I sure that may simplist to fix but I need you help and support where and how
I have enough info about car diagonse and ECU Fixing problems.

May God bless you
-----------------------------------------------

Now, as you can imagine there's not much I can help him with, I doubt that BMW sells their DIS systems and the accompanying software to open public, but so far I suggested that he pulls fuses for nav, phone, stereo, etc, stuff that could reset iDrive. Maybe even disconnect the battery for a night?

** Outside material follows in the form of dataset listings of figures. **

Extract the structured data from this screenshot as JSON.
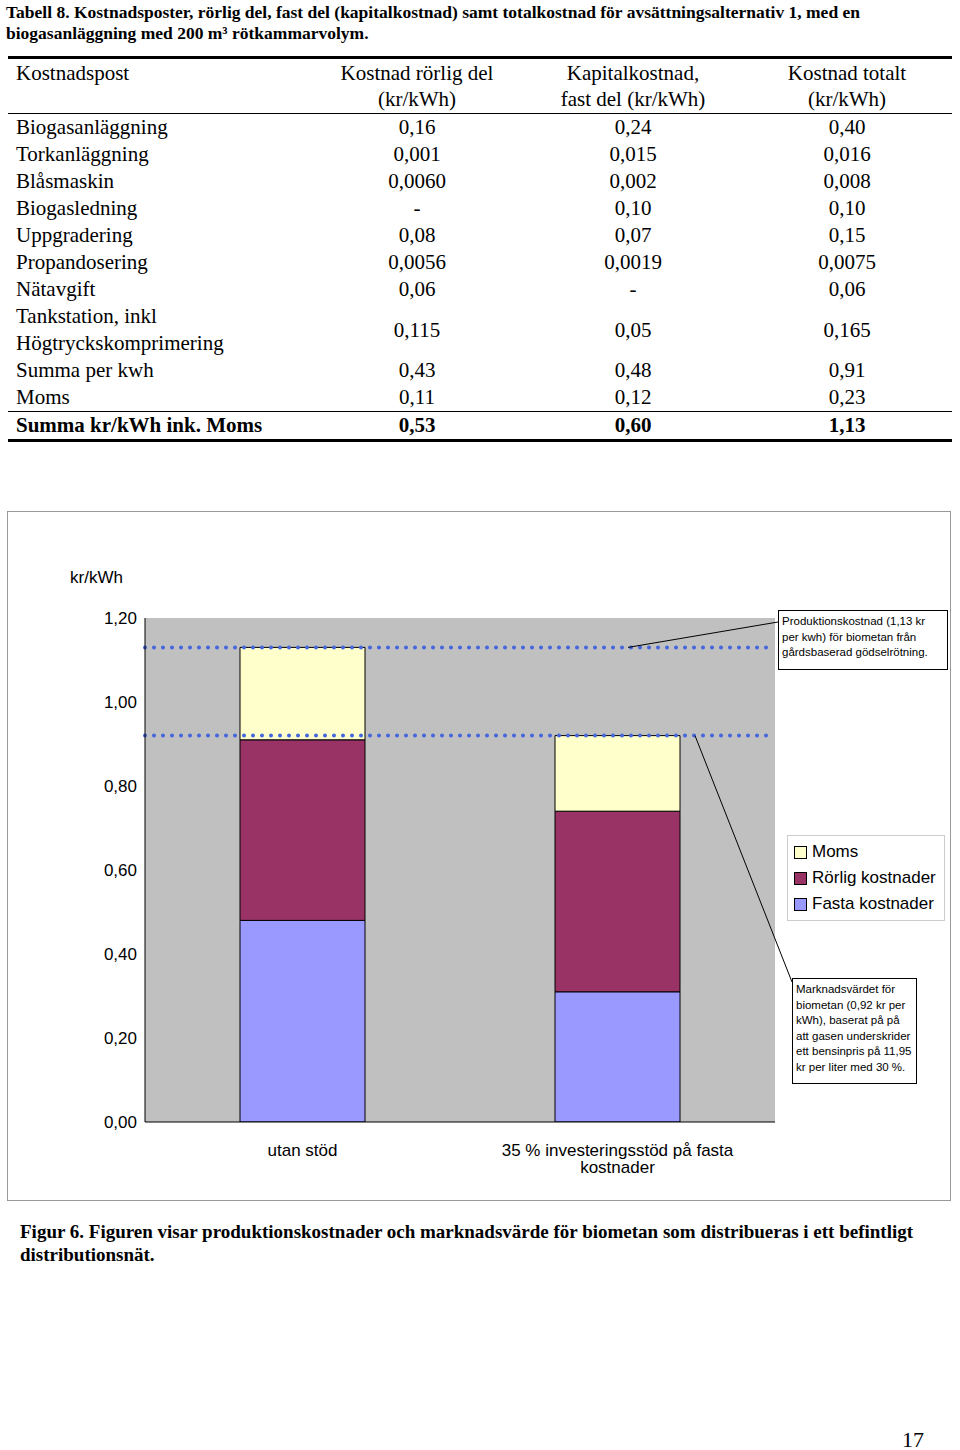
{
  "table_caption": "Tabell 8. Kostnadsposter, rörlig del, fast del (kapitalkostnad) samt totalkostnad för avsättningsalternativ 1, med en biogasanläggning med 200 m³ rötkammarvolym.",
  "table": {
    "header": [
      "Kostnadspost",
      "Kostnad rörlig del\n(kr/kWh)",
      "Kapitalkostnad,\nfast del (kr/kWh)",
      "Kostnad totalt\n(kr/kWh)"
    ],
    "rows": [
      [
        "Biogasanläggning",
        "0,16",
        "0,24",
        "0,40"
      ],
      [
        "Torkanläggning",
        "0,001",
        "0,015",
        "0,016"
      ],
      [
        "Blåsmaskin",
        "0,0060",
        "0,002",
        "0,008"
      ],
      [
        "Biogasledning",
        "-",
        "0,10",
        "0,10"
      ],
      [
        "Uppgradering",
        "0,08",
        "0,07",
        "0,15"
      ],
      [
        "Propandosering",
        "0,0056",
        "0,0019",
        "0,0075"
      ],
      [
        "Nätavgift",
        "0,06",
        "-",
        "0,06"
      ],
      [
        "Tankstation, inkl\nHögtryckskomprimering",
        "0,115",
        "0,05",
        "0,165"
      ],
      [
        "Summa per kwh",
        "0,43",
        "0,48",
        "0,91"
      ],
      [
        "Moms",
        "0,11",
        "0,12",
        "0,23"
      ],
      [
        "Summa kr/kWh ink. Moms",
        "0,53",
        "0,60",
        "1,13"
      ]
    ]
  },
  "chart_data": {
    "type": "bar",
    "stacked": true,
    "grid": false,
    "y_label": "kr/kWh",
    "categories": [
      "utan stöd",
      "35 % investeringsstöd på fasta kostnader"
    ],
    "series": [
      {
        "name": "Fasta kostnader",
        "color": "#9999ff",
        "values": [
          0.48,
          0.31
        ]
      },
      {
        "name": "Rörlig kostnader",
        "color": "#993366",
        "values": [
          0.43,
          0.43
        ]
      },
      {
        "name": "Moms",
        "color": "#ffffcc",
        "values": [
          0.22,
          0.18
        ]
      }
    ],
    "ylim": [
      0,
      1.2
    ],
    "yticks": [
      {
        "value": 0,
        "label": "0,00"
      },
      {
        "value": 0.2,
        "label": "0,20"
      },
      {
        "value": 0.4,
        "label": "0,40"
      },
      {
        "value": 0.6,
        "label": "0,60"
      },
      {
        "value": 0.8,
        "label": "0,80"
      },
      {
        "value": 1.0,
        "label": "1,00"
      },
      {
        "value": 1.2,
        "label": "1,20"
      }
    ],
    "annotations": [
      {
        "value": 1.13,
        "text": "Produktionskostnad (1,13 kr per kwh) för biometan från gårdsbaserad gödselrötning."
      },
      {
        "value": 0.92,
        "text": "Marknadsvärdet för biometan (0,92 kr per kWh), baserat på på att gasen underskrider ett bensinpris på 11,95 kr per liter med 30 %."
      }
    ]
  },
  "figure_caption": "Figur 6. Figuren visar produktionskostnader och marknadsvärde för biometan som distribueras i ett befintligt distributionsnät.",
  "page_number": "17"
}
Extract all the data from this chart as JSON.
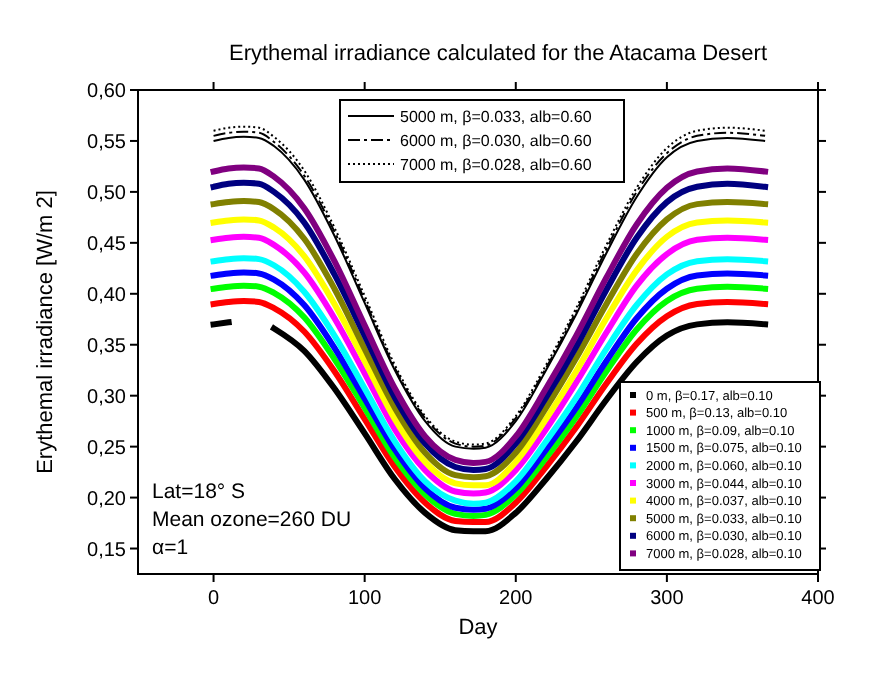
{
  "chart_data": {
    "type": "line",
    "title": "Erythemal irradiance calculated for the Atacama Desert",
    "xlabel": "Day",
    "ylabel": "Erythemal irradiance [W/m 2]",
    "annotations": [
      "Lat=18° S",
      "Mean ozone=260 DU",
      "α=1"
    ],
    "x": [
      0,
      10,
      20,
      30,
      40,
      60,
      80,
      100,
      120,
      140,
      160,
      172,
      180,
      200,
      220,
      240,
      260,
      280,
      300,
      320,
      340,
      365
    ],
    "xlim": [
      -50,
      400
    ],
    "xticks": [
      0,
      100,
      200,
      300,
      400
    ],
    "ylim": [
      0.125,
      0.6
    ],
    "yticks": [
      {
        "value": 0.15,
        "label": "0,15"
      },
      {
        "value": 0.2,
        "label": "0,20"
      },
      {
        "value": 0.25,
        "label": "0,25"
      },
      {
        "value": 0.3,
        "label": "0,30"
      },
      {
        "value": 0.35,
        "label": "0,35"
      },
      {
        "value": 0.4,
        "label": "0,40"
      },
      {
        "value": 0.45,
        "label": "0,45"
      },
      {
        "value": 0.5,
        "label": "0,50"
      },
      {
        "value": 0.55,
        "label": "0,55"
      },
      {
        "value": 0.6,
        "label": "0,60"
      }
    ],
    "grid": false,
    "legend": "bottom right",
    "series": [
      {
        "name": "0 m, β=0.17, alb=0.10",
        "color": "#000000",
        "values": [
          0.37,
          0.372,
          null,
          null,
          0.366,
          0.344,
          0.307,
          0.263,
          0.218,
          0.185,
          0.168,
          0.167,
          0.167,
          0.185,
          0.218,
          0.255,
          0.296,
          0.333,
          0.359,
          0.37,
          0.372,
          0.37
        ]
      },
      {
        "name": "500 m, β=0.13, alb=0.10",
        "color": "#ff0000",
        "values": [
          0.39,
          0.392,
          0.393,
          0.392,
          0.386,
          0.363,
          0.324,
          0.277,
          0.23,
          0.195,
          0.177,
          0.176,
          0.176,
          0.195,
          0.23,
          0.269,
          0.312,
          0.351,
          0.378,
          0.39,
          0.392,
          0.39
        ]
      },
      {
        "name": "1000 m, β=0.09, alb=0.10",
        "color": "#00ff00",
        "values": [
          0.405,
          0.407,
          0.408,
          0.407,
          0.401,
          0.377,
          0.336,
          0.288,
          0.239,
          0.203,
          0.184,
          0.182,
          0.183,
          0.203,
          0.239,
          0.279,
          0.324,
          0.365,
          0.393,
          0.405,
          0.407,
          0.405
        ]
      },
      {
        "name": "1500 m, β=0.075, alb=0.10",
        "color": "#0000ff",
        "values": [
          0.418,
          0.42,
          0.421,
          0.42,
          0.414,
          0.389,
          0.347,
          0.297,
          0.247,
          0.209,
          0.19,
          0.188,
          0.189,
          0.209,
          0.247,
          0.288,
          0.334,
          0.376,
          0.405,
          0.418,
          0.42,
          0.418
        ]
      },
      {
        "name": "2000 m, β=0.060, alb=0.10",
        "color": "#00ffff",
        "values": [
          0.432,
          0.434,
          0.435,
          0.434,
          0.428,
          0.402,
          0.359,
          0.307,
          0.255,
          0.216,
          0.197,
          0.194,
          0.195,
          0.216,
          0.255,
          0.298,
          0.346,
          0.389,
          0.419,
          0.432,
          0.434,
          0.432
        ]
      },
      {
        "name": "3000 m, β=0.044, alb=0.10",
        "color": "#ff00ff",
        "values": [
          0.453,
          0.455,
          0.456,
          0.455,
          0.448,
          0.421,
          0.376,
          0.322,
          0.267,
          0.227,
          0.206,
          0.204,
          0.205,
          0.227,
          0.267,
          0.313,
          0.362,
          0.408,
          0.439,
          0.453,
          0.455,
          0.453
        ]
      },
      {
        "name": "4000 m, β=0.037, alb=0.10",
        "color": "#ffff00",
        "values": [
          0.47,
          0.472,
          0.473,
          0.472,
          0.465,
          0.437,
          0.39,
          0.334,
          0.277,
          0.235,
          0.214,
          0.212,
          0.212,
          0.235,
          0.277,
          0.324,
          0.376,
          0.423,
          0.456,
          0.47,
          0.472,
          0.47
        ]
      },
      {
        "name": "5000 m, β=0.033, alb=0.10",
        "color": "#808000",
        "values": [
          0.488,
          0.49,
          0.491,
          0.49,
          0.483,
          0.454,
          0.405,
          0.346,
          0.288,
          0.244,
          0.222,
          0.22,
          0.221,
          0.244,
          0.288,
          0.337,
          0.39,
          0.439,
          0.473,
          0.488,
          0.49,
          0.488
        ]
      },
      {
        "name": "6000 m, β=0.030, alb=0.10",
        "color": "#000080",
        "values": [
          0.505,
          0.508,
          0.509,
          0.508,
          0.5,
          0.47,
          0.419,
          0.359,
          0.298,
          0.253,
          0.23,
          0.227,
          0.228,
          0.253,
          0.298,
          0.348,
          0.404,
          0.455,
          0.49,
          0.505,
          0.508,
          0.505
        ]
      },
      {
        "name": "7000 m, β=0.028, alb=0.10",
        "color": "#800080",
        "values": [
          0.52,
          0.523,
          0.524,
          0.523,
          0.515,
          0.484,
          0.432,
          0.369,
          0.307,
          0.26,
          0.237,
          0.234,
          0.235,
          0.26,
          0.307,
          0.359,
          0.416,
          0.468,
          0.504,
          0.52,
          0.523,
          0.52
        ]
      },
      {
        "name": "5000 m, β=0.033, alb=0.60",
        "color": "#000000",
        "line_style": "solid",
        "values": [
          0.55,
          0.553,
          0.554,
          0.553,
          0.545,
          0.512,
          0.457,
          0.391,
          0.325,
          0.275,
          0.25,
          0.248,
          0.249,
          0.275,
          0.325,
          0.38,
          0.44,
          0.495,
          0.534,
          0.55,
          0.553,
          0.55
        ]
      },
      {
        "name": "6000 m, β=0.030, alb=0.60",
        "color": "#000000",
        "line_style": "dashed",
        "values": [
          0.555,
          0.558,
          0.559,
          0.558,
          0.549,
          0.516,
          0.461,
          0.394,
          0.327,
          0.278,
          0.253,
          0.25,
          0.251,
          0.278,
          0.327,
          0.383,
          0.444,
          0.5,
          0.538,
          0.555,
          0.558,
          0.555
        ]
      },
      {
        "name": "7000 m, β=0.028, alb=0.60",
        "color": "#000000",
        "line_style": "dotted",
        "values": [
          0.56,
          0.563,
          0.564,
          0.563,
          0.554,
          0.521,
          0.465,
          0.398,
          0.33,
          0.28,
          0.255,
          0.252,
          0.253,
          0.28,
          0.33,
          0.386,
          0.448,
          0.504,
          0.543,
          0.56,
          0.563,
          0.56
        ]
      }
    ]
  }
}
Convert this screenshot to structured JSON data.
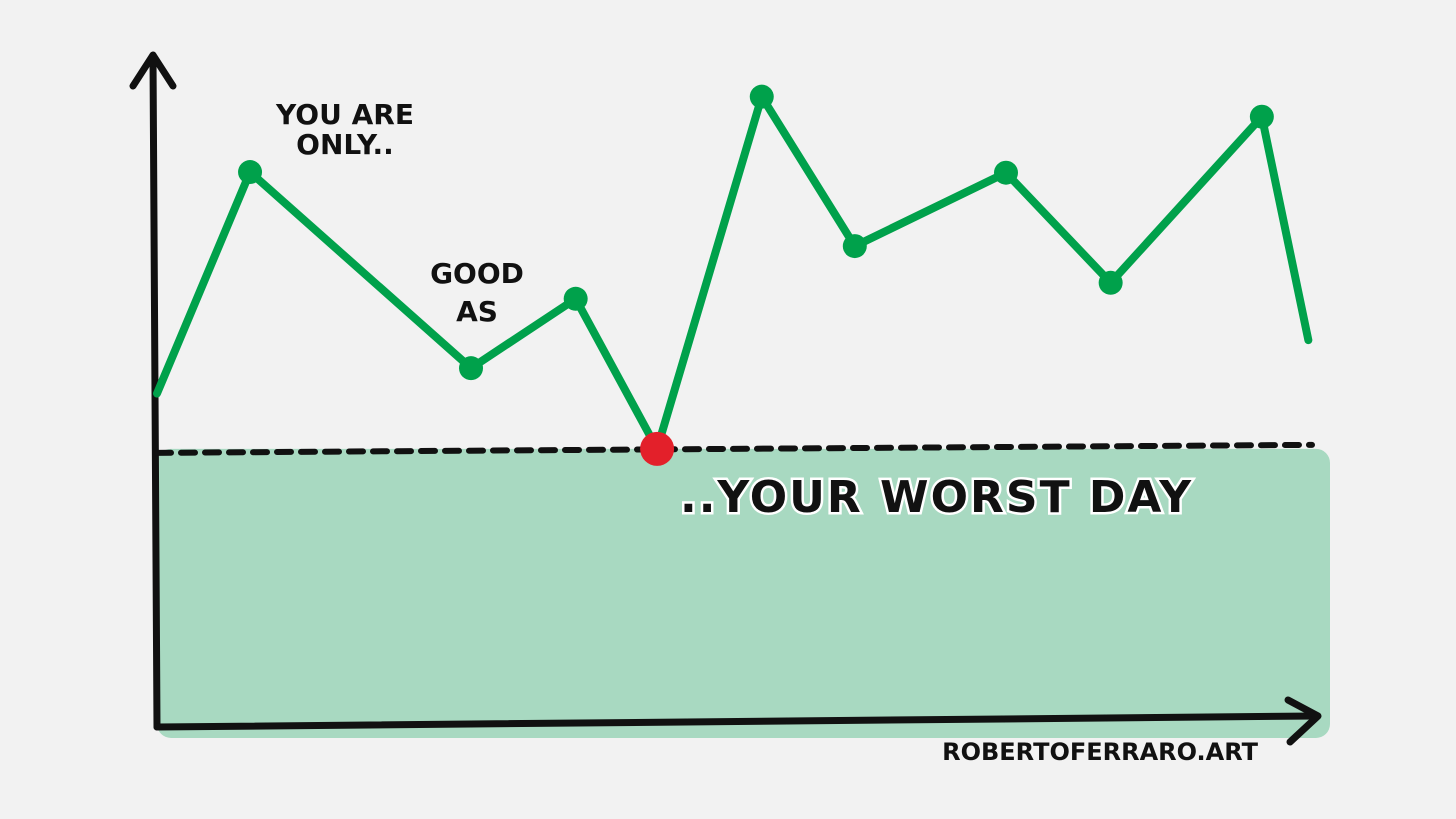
{
  "chart_data": {
    "type": "line",
    "annotations": [
      [
        "YOU ARE",
        "ONLY.."
      ],
      [
        "GOOD",
        "AS"
      ],
      [
        "..YOUR WORST DAY"
      ]
    ],
    "credit": "ROBERTOFERRARO.ART",
    "x": [
      0,
      8,
      27,
      36,
      43,
      52,
      60,
      73,
      82,
      95,
      99
    ],
    "values": [
      50,
      83.2,
      53.8,
      64.2,
      41.7,
      94.5,
      72.1,
      83.1,
      66.6,
      91.5,
      58
    ],
    "color": "#00a14b",
    "highlight_color": "#e3202a",
    "fill_color": "#a8d9c1",
    "xlim": [
      0,
      100
    ],
    "ylim": [
      0,
      100
    ]
  }
}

Anything else anybody can/want to help him with? You can either e-mail him directly or reply here and I'll forward the suggestions.

Cheers.


----------



## SARAFIL (Feb 19, 2003)

rost12 said:


> Anything else anybody can/want to help him with? You can either e-mail him directly or reply here and I'll forward the suggestions.
> 
> Cheers.


BMW has a fresh round of software that was released a few weeks ago and has eliminated many of the latest issues with the car. I hate to be so negative, but there is nothing short of a miracle that'll fix this guy's car right now. Pulling a fuse, etc. will do nothing for him, and he will need to have new software downloaded in to the car. These cars are turning in to complex computers--- when in doubt, reboot. There are very few problems that AREN'T solved with a software fix. In fact, I'd go so far as to say that less than 10% of the complaints with this car are the result of an actual mechanical failure, the rest are software related. And, the only way to fix these is via a software update, which requires a DIS machine. Lets just say that it would be more economical for him to buy a new E65 than to try and obtain the machine and required software to fix his car. He is totally out of luck.


----------



## rost12 (Dec 22, 2001)

SARAFIL said:


> And, the only way to fix these is via a software update, which requires a DIS machine. Lets just say that it would be more economical for him to buy a new E65 than to try and obtain the machine and required software to fix his car. He is totally out of luck.


That was pretty much my response to him. Guess that's all there is to it.


----------



## bmw325 (Dec 19, 2001)

I know this doesn't help this particualr situation...but..
I'm hopeful that as highly computerized, networked cars become more commonplace--there will be increased standardization in protocols, connectors, and software which will give more people the ability to buy or download cheap software that can connect the car's computers and allow them to change settings or even upload new versions of software. As has been seen in the music and now movie industry, digital content "wants to be free". In the near future, I bet you'll be able to download automotive software updates from a variety of sources-- possiby even from automaker's websites. If you look at BMWTIS.com, there's a glimpse of some this-- they offer a web-based version of their DIS (although you need to buy a special adapter to use it). And, we're already seeing increased use of standardized software connecors ands components-- some due to regulations (OBD2), and others due to the need to manage complexity and reduce costs. PC based software is available to "talk to" some cars, and even to update software. I think over time, these tools and the knowledge to use them will become more widespread and easier to use-- so eventually many software glitches will be repairable by the "backyward mechanic" down the street-- or even yourself-- just as it was in the days of push-rods, points and carburetors.


----------